AAAAAAAAAAAAAAAAAAAAAAAHH!! The house will fall down! Er no, it won't. As has been pointed out to me, houses here are built from these silly pottery bricks but a frame is made around them using steel reinforced concrete. If you knock a wall out of a UK house it'll probably fall down, but these houses, if you remove all 4 walls (in theory) they'll stay up.
Shuttering.

It's a bit council estate to me but this was my suggestion right from the start, the only way I could think to lower the steps up there and leave them wide enough to still be useful.
These are interesting:

He's using these to hold up the side of the form there and I reckon it shows how Croatian builders don't trust these pottery bricks for anything.
On the one side is a bit with a wedge, you take a steel wire (I measured it at 6.85mm with my shiny new Chinese vernier gauge

) and use the wedge to trap it in the clamp:
On the other the wire goes through it and then you use a special spanner (which is a tube with a knurled snail to pull on the wire and a big knob on the end to wind the snail up) to tighten it all up and then you hammer the wedge in to trap it:
Reinforcing going back:
This also shows the lack of faith with the bricks:

the board at the back there is actually hanging off the roof beams, it's only pinned in one place at the top, into the concrete deck (I see they trust that one)
More reinforcing:
Here come the steps:
That's it for today.
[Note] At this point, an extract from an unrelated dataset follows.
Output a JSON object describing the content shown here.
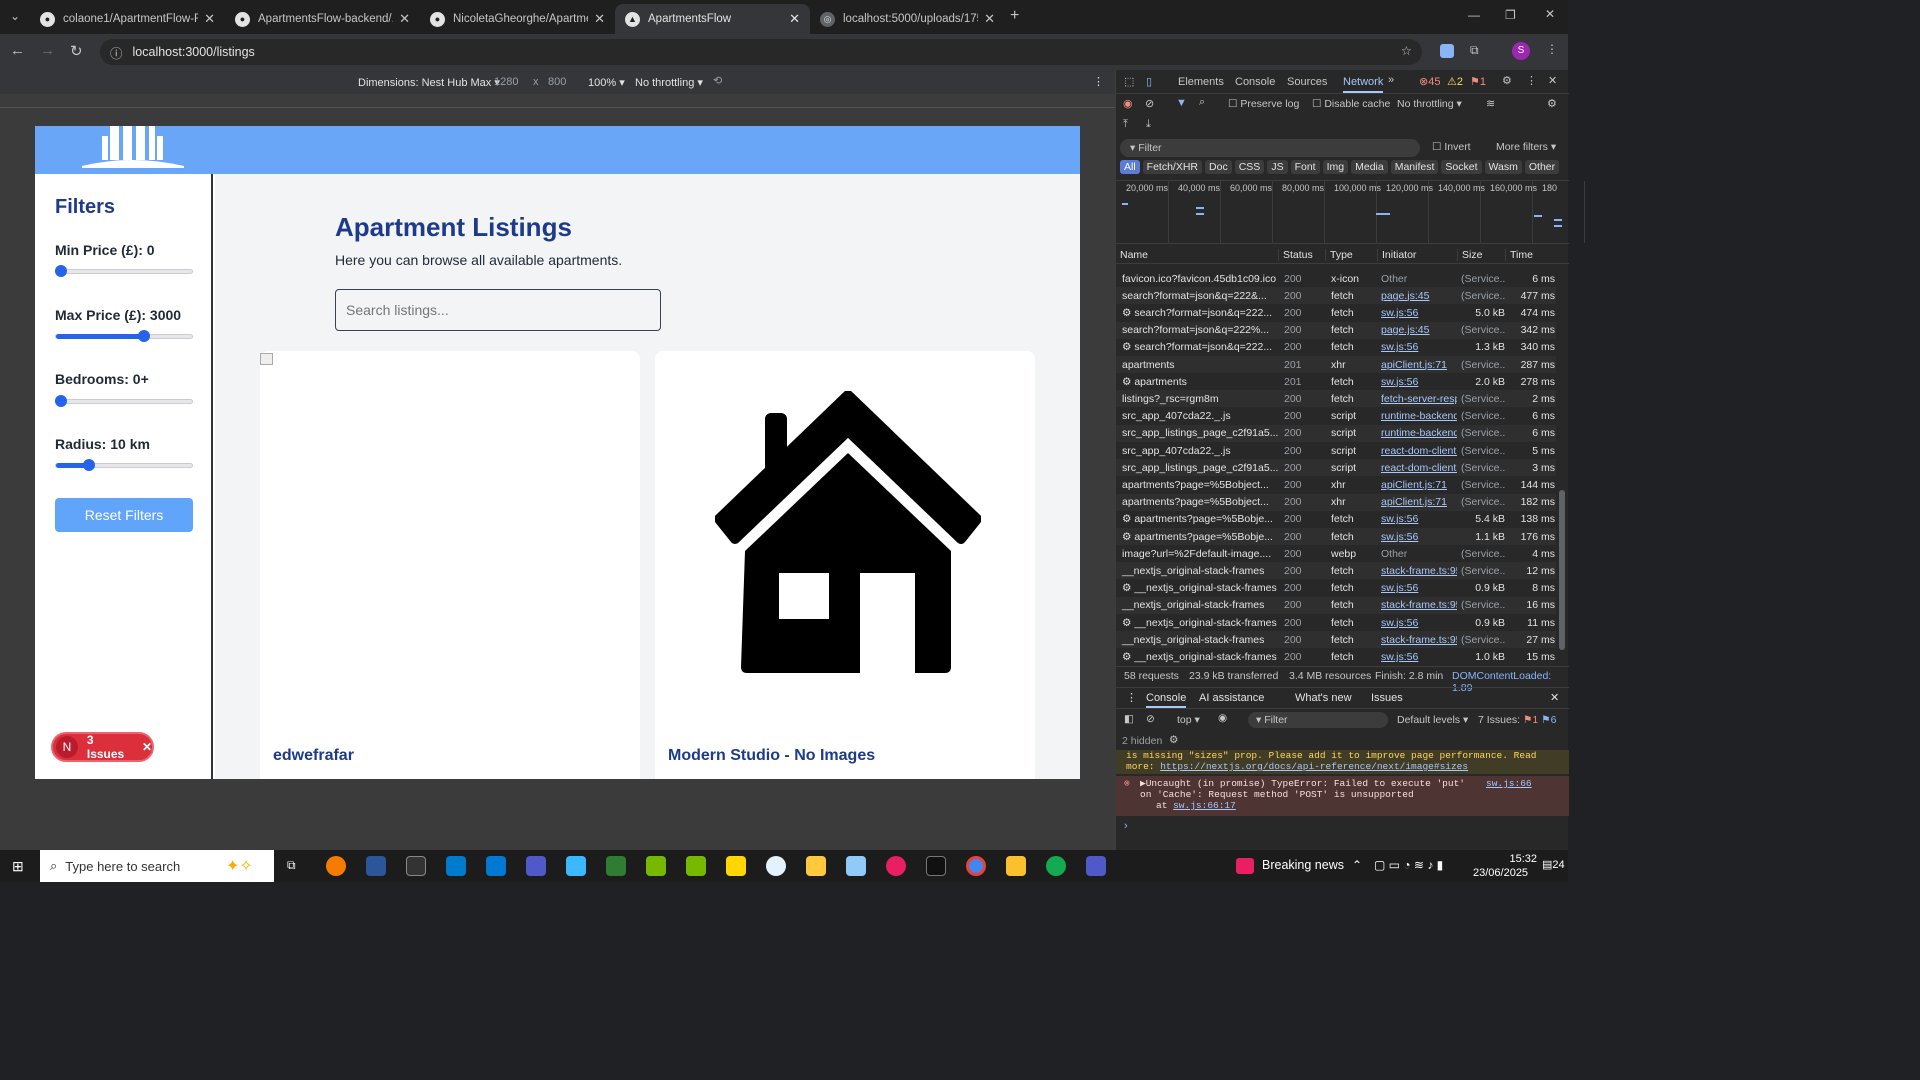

I guess he must be almost ready for the pour.
I did ask Miloš to explain how the pour works but it got a bit tricky with the language so we decided I'd see it when it happened. I was expecting him to make tops to the steps and pour it all in from the top but I'm beginning to suspect that maybe all my ideas are actually misconceptions and the concrete won't end up everywhere. Time will tell I guess.
Btw I asked Miloš how many set of these he's done, hundreds apparently, and many far more complicated with multiple turns and all sorts: so I guess we're in safe hands. Hopefully.